Of the cars homologated for the German Touring Car Championship (DTM) in the late 1980s, BMW’s M3 is credited for some of the Motorsports Division’s finest work. However, BMW’s fiercest competitor also produced its own incredible homologation special. That car is the Mercedes-Benz 190 E 2.3-16 Cosworth.
The partnership between famed engineering firm Cosworth and Mercedes-Benz began as a project to compete in Group B with the 190 E. However, the domination of the all-wheel-drive Audi Quattro quickly put the project on hold.
Mercedes-Benz shifted focus toward touring car racing. The W201 chassis was beefed up with larger anti-roll bars, harder bushings, limited-slip differential, quicker dampers, and a faster steering ratio. Additionally, Getrag provided the five-speed dogleg gearbox to ensure fast and easy gear selection. Cosworth took the standard M104 2.3-liter 8-valve engine and fitted a light alloy cylinder head along with dual-overhead cams and four valves per cylinder. Continued development on the car resulted in an increase in engine displacement to 2.5 liters in 1988 and the Evolution variants of the 190 Cosworth.
The initial Evo model overhauled the platform into a thoroughbred racer by installing a tuned version of the 2.5-liter motor. A higher rev limiter, 3.27:1 axle ratio, larger brakes, and better tires meant that the Evolution accelerated and stopped better than any 190 E. Further enhancements included wider front and rear tracks, stiffer adjustable suspension, and revised bodywork. For the Evo II model, Mercedes-Benz refined the developments of the Evo I. Again, the engineers managed to squeeze out more power to an impressive 235 horsepower. Brembo four-piston calipers were in charge of bringing the car to a rest. The true highlight of the Evo II is the aero kit that features a towering rear spoiler, imposing fender flairs, and an even more aggressive front splitter.
The W201 chassis had finally reached the peak of success in 1992 when the Evo II took the overall victory in the 1992 DTM championship.
While the phrase “race car for the road” rarely finds itself attached to cars befitting of the expression, this Evo II is a rare exception. The previous owner, finding the car not quite hardcore enough, upgraded a number of components from the DTM racers in order to increase the car’s overall performance.
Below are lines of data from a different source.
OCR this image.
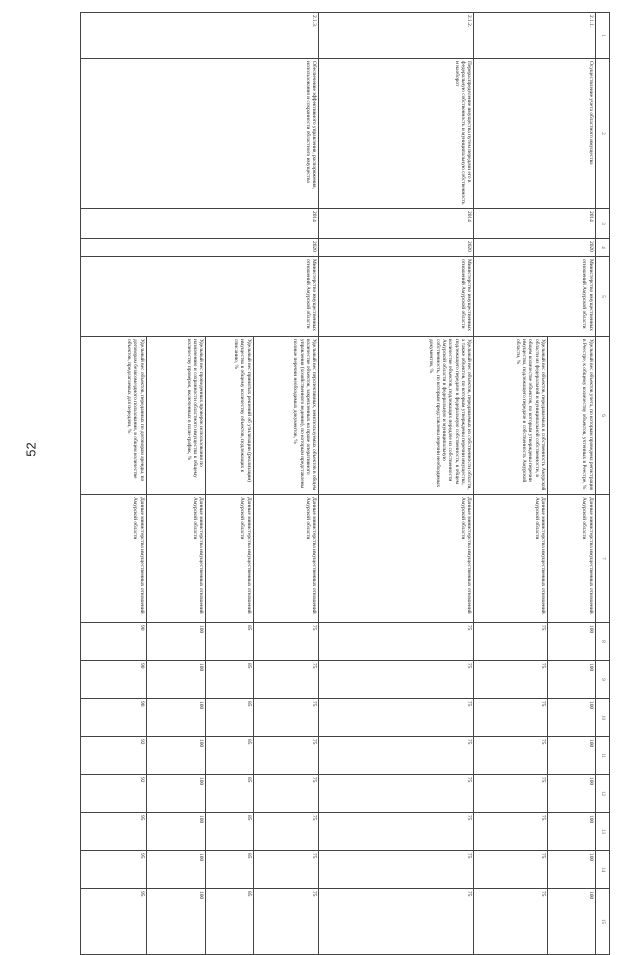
52
1	2	3	4	5	6	7	8	9	10	11	12	13	14	15
2.1.1.	Осуществление учета областного имущества	2014	2020	Министерство имущественных отношений Амурской области	Удельный вес объектов учета, по которым проведена регистрация в Реестре, к общему количеству объектов, учтенных в Реестре, %	Данные министерства имущественных отношений Амурской области	100	100	100	100	100	100	100	100
					Удельный вес объектов, передаваемых в собственность Амурской области из федеральной и муниципальной собственности, в общем количестве объектов, по которым утверждены перечни имущества, подлежащего передаче в собственность Амурской области, %	Данные министерства имущественных отношений Амурской области	75	75	75	75	75	75	75	75
2.1.2.	Перераспределение имущества путем передачи его в федеральную собственность и муниципальную собственность и наоборот	2014	2020	Министерство имущественных отношений Амурской области	Удельный вес объектов, передаваемых из собственности области, а также объектов, по которым утверждены перечни имущества, подлежащего передаче в федеральную собственность, в общем количестве объектов, подлежащих передаче из собственности Амурской области в федеральную и муниципальную собственность, по которым представлены перечни необходимых документов, %	Данные министерства имущественных отношений Амурской области	75	75	75	75	75	75	75	75
2.1.3.	Обеспечение эффективного управления, распоряжения, использования и сохранности областного имущества	2014	2020	Министерство имущественных отношений Амурской области	Удельный вес перспективных, неиспользуемых объектов в общем количестве объектов, закрепленных на праве оперативного управления (хозяйственного ведения), по которым представлены полные перечни необходимых документов, %	Данные министерства имущественных отношений Амурской области	75	75	75	75	75	75	75	75
					Удельный вес принятых решений об утилизации (реализации) имущества в общему количеству объектов, подлежащих к списанию, %	Данные министерства имущественных отношений Амурской области	85	85	85	85	85	85	85	85
					Удельный вес проведенных проверок использования по назначению и сохранности областного имущества к общему количеству проверок, включенных в план-график, %	Данные министерства имущественных отношений Амурской области	100	100	100	100	100	100	100	100
					Удельный вес объектов, переданных по договорам аренды, по договорам безвозмездного пользования, в общем количестве объектов, предлагаемых для передачи, %	Данные министерства имущественных отношений Амурской области	90	90	90	92	92	95	95	95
Racing exhaust manifold, full exhaust, intake manifold, custom header tank, individual throttle bodies, larger injectors, lightweight aluminum pulley, fuel cell system, and a Motec engine management system encompass the drivetrain upgrades. Additionally, chassis bracing, Brembo Monobloc brakes, larger suspension links, and DTM-specification OZ wheels keep the car planted through the turns.
With only 5,000 kilometers, this exceptional 190 E 2.5-16 stands as a unique and well cared for example of an already rare machine. As the first Evo II offered publically in North America, it is a must-have for any serious Mercedes-Benz and modern sports car collector.